One corporate law professor argues that the landmark Delaware Chancery Court decision in 1996 of In Re Caremark, describing a director’s duty of oversight, was "dead upon enunciation" and it is, in practice, a Potemkin Village that never actually results in liability in light of the common "opt in" provision of DGCL Section 102(b)(7) that protects directors against claims that they violated their duty of care. Here is the commentary by Prof. Harry Gerla on The Race to the Bottom blog in a post entitled: Caremark: The Failed Revolution. He asserts that no Delaware court decision has found liability based on Caremark. But see the recent Chancery Court decision in Araneta, available here, that was interpreted by the nationally-prominent corporate law professor Gordon Smith as finding liability based on Caremark principles. Here is Prof. Smith’s post on the case.

Prof. Eric Chiappinelli also offers his analysis here and similary reads Araneta as finding liability based on a Caremark claim which he describes as the basis for the liability of the two beholden directors for not monitoring the third director (and majority shareholder)–describing their breach of good faith for intentionally not taking action to fulfill their duties  as a breach of the duty of loyalty.

Prof.

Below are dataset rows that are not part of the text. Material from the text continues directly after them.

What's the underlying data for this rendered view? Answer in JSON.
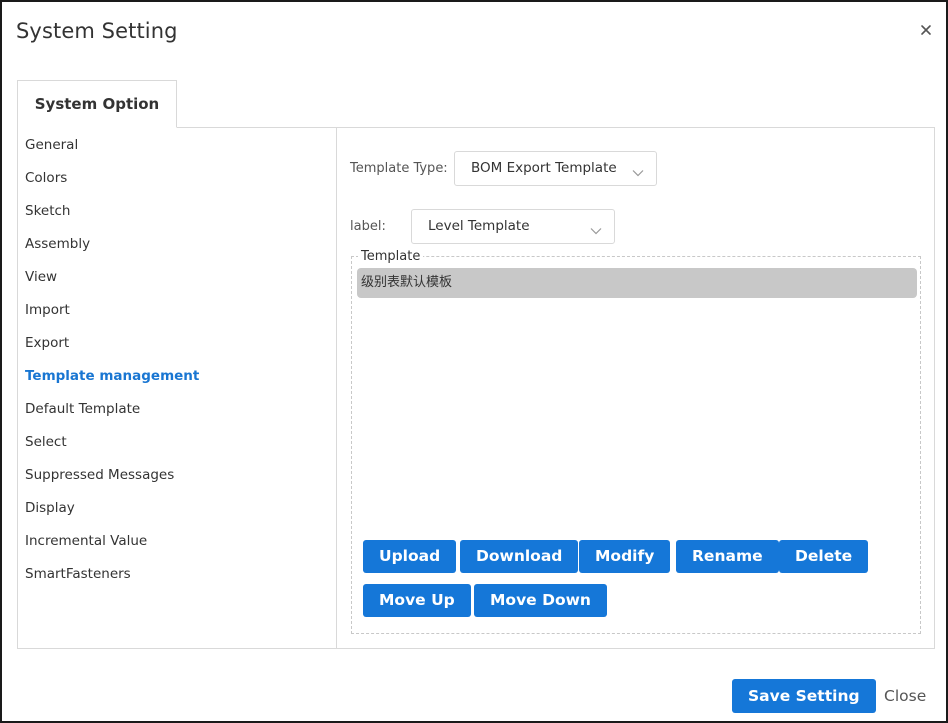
{
  "dialog": {
    "title": "System Setting",
    "close_icon": "close-icon"
  },
  "tabs": [
    {
      "label": "System Option",
      "active": true
    }
  ],
  "sidebar": {
    "items": [
      {
        "label": "General"
      },
      {
        "label": "Colors"
      },
      {
        "label": "Sketch"
      },
      {
        "label": "Assembly"
      },
      {
        "label": "View"
      },
      {
        "label": "Import"
      },
      {
        "label": "Export"
      },
      {
        "label": "Template management",
        "active": true
      },
      {
        "label": "Default Template"
      },
      {
        "label": "Select"
      },
      {
        "label": "Suppressed Messages"
      },
      {
        "label": "Display"
      },
      {
        "label": "Incremental Value"
      },
      {
        "label": "SmartFasteners"
      }
    ]
  },
  "content": {
    "template_type": {
      "label": "Template Type:",
      "value": "BOM Export Template",
      "icon": "chevron-down-icon"
    },
    "label_field": {
      "label": "label:",
      "value": "Level Template",
      "icon": "chevron-down-icon"
    },
    "template_group": {
      "legend": "Template",
      "items": [
        {
          "label": "级别表默认模板",
          "selected": true
        }
      ]
    },
    "buttons": {
      "upload": "Upload",
      "download": "Download",
      "modify": "Modify",
      "rename": "Rename",
      "delete": "Delete",
      "move_up": "Move Up",
      "move_down": "Move Down"
    }
  },
  "footer": {
    "save_label": "Save Setting",
    "close_label": "Close"
  },
  "colors": {
    "accent": "#1577d8",
    "active_nav": "#1976d2",
    "selected_row": "#c8c8c8",
    "border": "#d9d9d9"
  }
}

Bainbridge discusses Araneta  here at the tail end of his analysis of the recent Delaware Supreme Court’s decision in Stone v. Ritter, and how it interfaces with the Supreme Court’s decision to make oversight claims a la Caremark, into a breach of the fiduciary duty of loyalty as opposed to the duty of care–which he thinks is part of the court’s inclination to gut DGCL section 102(b)(7).

Here is a "corporate cartoon" depicting the holding in Araneta. (It is wonderful to have an artist who helps to explain decisions involving Delaware corporate litigation through cartoons.) Also, see generally, Sample v. Morgan, (Del. Ch., Jan. 2007), a Chancery Court decision excoriating some directors for being "unwitting and uninformed accomplices" in an entrenchment scheme by other directors, available here.

UPDATE: I am flattered that the reknowned corporate law expert, Professor Stephen Bainbridge, has linked here to this post on his blog. That makes for a great day in my world.

UPDATE II: Here is an assessment of the Delaware Chancery Court’s opinion in Caremark by Prof. Brett McDonnell  that  is more supportive of the merits and policy of the decision than the first post linked at the beginning of this entry.